To point, Cruise's lambasting of Brooke Shields for disclosing her use of anti-depressants should be an embarrassment to him. Women in general have a much higher sensitivity to the effects of the emotional hormones secreted by body and brain, and therefore represent on average a much higher level of both stress and strength than can be found in men. It is easy for men to resist the emotional impact of events and associations because they genuinely (not without exception) lack the capacity to experience it the same way and to the same depth that women do. Recap: women are more prone to displaying emotional effects, but not disproportionately so based on the extra level of sensitivity they similarly represent; if anything, women are far stronger in this arena.

Add to that the hormonal effects of pregnancy and birth, the new conscious responsibilities for a precious life of infinite potential, and the world turns upside down very very quickly. Takes a while to get it sorted back out.

Let Tom take estrogen for a while, and then simulate the massive serotonin drop that comes with the additional hormonal changes of pregnancy and delivery and we'll see how he does. Walk a mile in those shoes.

But then, that would be altering your brain chemistry.

Wednesday, July 06, 2005

Bad brain! Drop it!

This morning at about 4:30, I awoke to the persistent nagging of my brain.

Before going to bed, I'd been doing some pretty intense Java review - since I haven't been doing that much hands-on in the coding realm lately, and I need to stay loose technologically (especially since I'm one of the largest advocates for the Java re-implementation of our current legacy code base).

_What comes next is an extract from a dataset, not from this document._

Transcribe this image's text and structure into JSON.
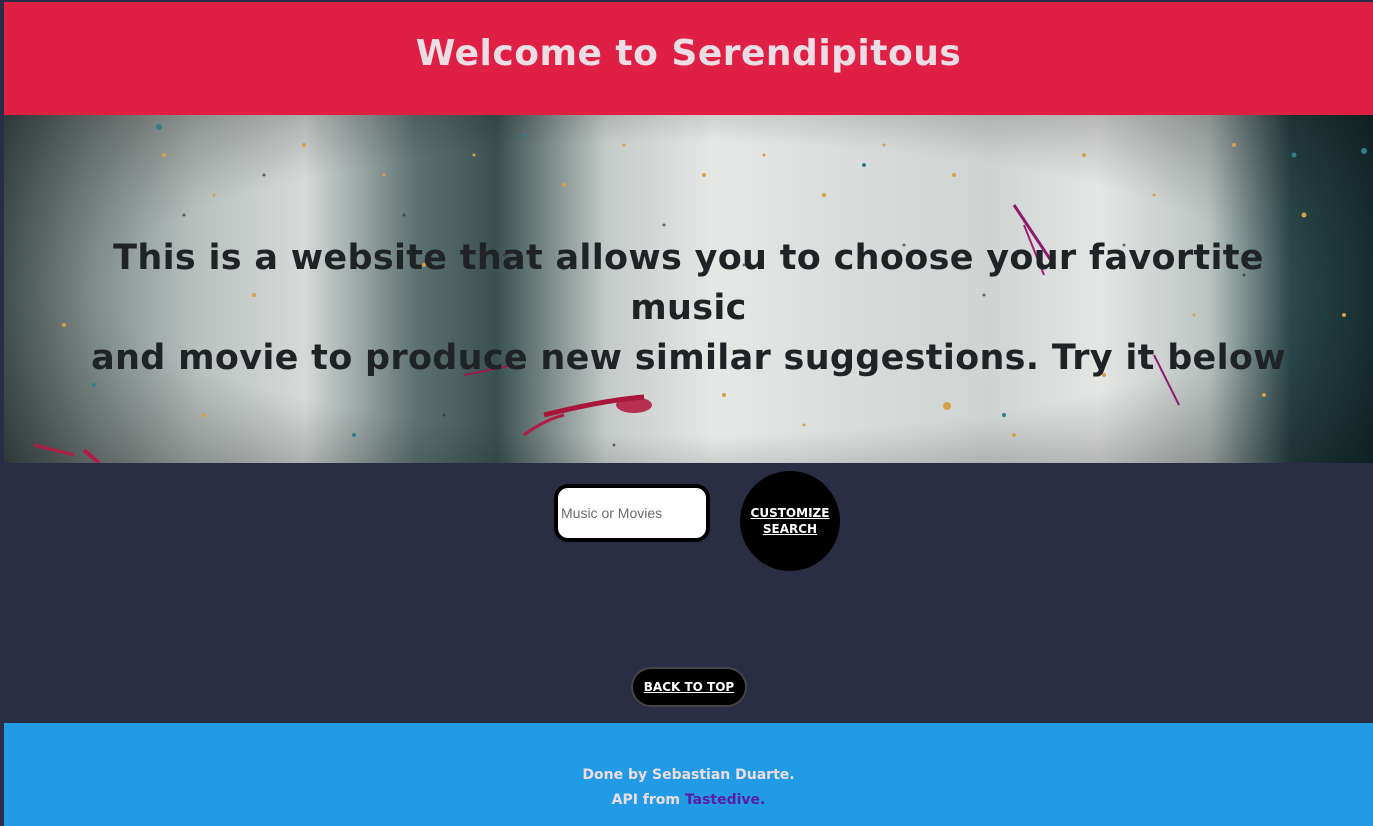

During that though, I was drafting up and illustrative example of one of the principles I really wanted to make sure I had down solid: and it utterly refused to work. For probably the better part of 40 minutes I off-and-on wrestled with the problem and the environment, tweaking both in a vain attempt to get it functional, and researching online to see what might be contributing to the behaviour I was seeing and couldn't reconcile based on my own experience.

Eventually I gave up, and decided to come back to it later. My brain decided that "later" meant 0430 hours on July 6th 2005. I refused to wake all the way though, and held on to the minor groggy delirium I believed was somehow still capable of contributing to the accrual of rest. Inside that fog I couldn't get the code out of my head - it was played back in most of the various iterations I had attempted, all with the identical undesired outcome.

Finally, it pointed out one little miss-placed word. Something that should have been a common error and easily resolved, but was overlooked because the byte code compilation worked without a hitch. It was being exposed in error-form as a fairly generic message, free from the actual context because of the nature of the misplacement (which was attempting to descend into a non-existent client method). Upon recognizing this, I immediately knew the solution and quickly fed that back into cerebral playback loop.

Which it simply accepted and added to its own feed and still wouldn't let me go.

I could have woken up enough to go downstairs and try it out in an effort to pacify myself. Heck, I could have logged onto the wifi with my Palm from the bed and done it via ssh. I refused to be that awake though, and still clung to that stupor as a refuge from consciousness until I managed to drift off for 1/2 an hour more sleep before getting up at 6.

Whereupon I promptly went downstairs, verified the corner condition that produced the error through an independent test, implemented the visualized correction (which worked) and was satisfied with a job well done.

Odd, though; I hadn't thought the unsolved problem to be that important. Maybe the duration of concentration had something to do with it?

Either way, next time I'm just going to go to the stupid computer and fix it. I'll probably get more sleep that way (assuming I go back to bed afterward, properly purged, and haven't [via the new solution] opened up so many creative possibilities that I end up with massive brainstorms). Weird stuff, that.